Maxillomandibular advancement, which involves moving the mandible and maxilla anteriorly by as much as 15 mm, creates more physical space for the tongue and can resolve OSA in some patients. In a patient with craniofacial deficiencies, this also can result in cosmetic improvement. Most literature reviews show a 75% to almost 100% success rate of maxillomandibular advancement for treating OSA, with a long-term success rate of 90%. However, this surgery is not often recommended for a number a reasons including the fact that it may negatively affect a person’s appearance if they do not have a craniofacial deficiency.
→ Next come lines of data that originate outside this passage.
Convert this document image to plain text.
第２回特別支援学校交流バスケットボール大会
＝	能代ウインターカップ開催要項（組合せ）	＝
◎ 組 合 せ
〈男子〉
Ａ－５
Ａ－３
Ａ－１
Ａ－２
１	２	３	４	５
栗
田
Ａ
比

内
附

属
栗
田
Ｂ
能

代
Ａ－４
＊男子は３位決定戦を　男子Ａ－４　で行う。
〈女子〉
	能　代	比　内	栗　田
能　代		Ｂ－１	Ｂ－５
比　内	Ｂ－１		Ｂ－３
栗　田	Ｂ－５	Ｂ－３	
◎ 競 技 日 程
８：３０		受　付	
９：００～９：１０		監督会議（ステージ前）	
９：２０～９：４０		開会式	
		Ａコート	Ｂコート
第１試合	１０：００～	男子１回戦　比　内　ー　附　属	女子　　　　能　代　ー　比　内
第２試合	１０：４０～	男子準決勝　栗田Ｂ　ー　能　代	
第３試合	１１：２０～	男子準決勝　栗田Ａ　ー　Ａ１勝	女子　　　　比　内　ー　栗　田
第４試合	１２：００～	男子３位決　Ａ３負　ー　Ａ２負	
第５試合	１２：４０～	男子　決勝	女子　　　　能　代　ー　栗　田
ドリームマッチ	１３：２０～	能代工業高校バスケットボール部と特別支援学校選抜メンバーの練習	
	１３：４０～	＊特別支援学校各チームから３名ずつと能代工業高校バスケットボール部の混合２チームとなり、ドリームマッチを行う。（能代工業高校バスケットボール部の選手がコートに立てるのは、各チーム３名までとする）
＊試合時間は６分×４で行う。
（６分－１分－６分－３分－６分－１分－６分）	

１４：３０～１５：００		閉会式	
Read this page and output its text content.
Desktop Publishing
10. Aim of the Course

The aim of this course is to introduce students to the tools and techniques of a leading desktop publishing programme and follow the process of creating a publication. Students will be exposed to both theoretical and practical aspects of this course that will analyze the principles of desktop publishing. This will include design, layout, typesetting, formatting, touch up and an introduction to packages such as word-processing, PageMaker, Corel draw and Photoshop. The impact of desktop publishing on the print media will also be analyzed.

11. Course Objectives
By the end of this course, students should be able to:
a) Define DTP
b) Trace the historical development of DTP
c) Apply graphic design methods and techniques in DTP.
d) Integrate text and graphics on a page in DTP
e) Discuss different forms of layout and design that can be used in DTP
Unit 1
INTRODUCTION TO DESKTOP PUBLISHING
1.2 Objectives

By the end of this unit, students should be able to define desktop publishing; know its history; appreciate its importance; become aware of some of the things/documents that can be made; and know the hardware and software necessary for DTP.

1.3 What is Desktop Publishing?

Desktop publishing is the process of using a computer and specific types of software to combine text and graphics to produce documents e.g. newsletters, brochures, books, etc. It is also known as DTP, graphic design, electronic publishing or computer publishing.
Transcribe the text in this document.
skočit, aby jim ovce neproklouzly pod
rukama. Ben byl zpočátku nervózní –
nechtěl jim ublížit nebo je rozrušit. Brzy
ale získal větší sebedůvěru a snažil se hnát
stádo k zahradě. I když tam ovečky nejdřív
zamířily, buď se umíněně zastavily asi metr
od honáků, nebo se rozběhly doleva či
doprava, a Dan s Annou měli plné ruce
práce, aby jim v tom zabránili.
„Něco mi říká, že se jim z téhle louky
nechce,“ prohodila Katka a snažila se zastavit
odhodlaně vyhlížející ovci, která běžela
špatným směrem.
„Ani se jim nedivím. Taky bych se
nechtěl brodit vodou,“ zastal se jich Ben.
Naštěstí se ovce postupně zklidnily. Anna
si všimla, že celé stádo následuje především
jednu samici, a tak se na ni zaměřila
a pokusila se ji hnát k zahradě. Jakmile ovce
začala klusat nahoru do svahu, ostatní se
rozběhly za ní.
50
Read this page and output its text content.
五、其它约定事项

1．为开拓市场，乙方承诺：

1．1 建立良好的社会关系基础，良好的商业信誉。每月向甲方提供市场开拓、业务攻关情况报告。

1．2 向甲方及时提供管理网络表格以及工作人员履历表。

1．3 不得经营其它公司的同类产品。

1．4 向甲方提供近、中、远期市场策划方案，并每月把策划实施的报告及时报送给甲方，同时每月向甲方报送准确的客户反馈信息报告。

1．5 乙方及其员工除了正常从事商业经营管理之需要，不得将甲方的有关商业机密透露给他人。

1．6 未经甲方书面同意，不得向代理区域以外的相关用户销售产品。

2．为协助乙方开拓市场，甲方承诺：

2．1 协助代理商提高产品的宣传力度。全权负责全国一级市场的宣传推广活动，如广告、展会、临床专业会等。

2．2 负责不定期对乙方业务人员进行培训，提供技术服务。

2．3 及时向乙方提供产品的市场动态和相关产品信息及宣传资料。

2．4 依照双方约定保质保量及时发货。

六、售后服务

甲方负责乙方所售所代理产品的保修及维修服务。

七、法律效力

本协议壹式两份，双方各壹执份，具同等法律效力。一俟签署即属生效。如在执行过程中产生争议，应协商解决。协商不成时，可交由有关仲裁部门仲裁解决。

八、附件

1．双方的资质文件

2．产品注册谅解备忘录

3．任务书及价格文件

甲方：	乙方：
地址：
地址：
In addition, recovery can be prolonged, and trained surgeons may not be available within a given community.35
Tracheotomy is the definitive surgical treatment for sleep apnea, as it creates an opening in the neck to allow for breathing, bypassing the collapsed upper airway. Although it can be life- saving for patients with severe OSA who do not respond to CPAP or BIPAP treatment, it generally is considered the treatment of last resort, as it affects voice quality and cosmesis, and limits activities. In general, surgical options need to be explored and discussed when patients find they cannot or are unwilling to use CPAP or still have symptoms despite using CPAP. More studies are needed to objectively document the efficacy of surgical interventions and to determine their relative cost-effectiveness. As always, a big part of our job as physicians is to tailor care to the patient although at times the patient’s wishes may not be our first choice.
■ New Treatments
Hypoglossal nerve stimulation delivered by a device implanted in the intercostal space and tunneled subcutaneously to loop around the hypoglossal nerve, is currently being studied in Minnesota for the management of moderate sleep apnea. The device sends an impulse unilaterally to cranial nerve XII, which then causes the tongue’s protrusion and airway opening. Other treatments under development or being tested include robotic surgery for removal of the tonsils and tissues at the back of the throat. Approved in December for removal of head and neck cancers, robotic surgery is more precise and less invasive than manual techniques. Medications such as Qnexa are being tested to aid with weight loss.
Conclusion
Obstructive sleep apnea plays a role in a number of medical conditions that affect a person’s quality of life and their ability to interact with friends and family members and perform in the workplace. As we improve our understanding of the relationship between these conditions and OSA, we will be better able to provide effective therapeutic interventions for our patients. As in other areas of medicine, surgeons and sleep specialists will need to work together more often to treat patients who are not responding adequately to noninvasive therapies or who have persistent, bothersome symptoms despite compliance with the prescribed treatment. At the moment, however, we can celebrate the fact that we have made tremendous gains in our understanding of OSA and that patients have an array of options that can help them. MM
Inell Rosario is an otolaryngologist at Midwest Ear, Nose, and Throat Specialists in the Twin Cities.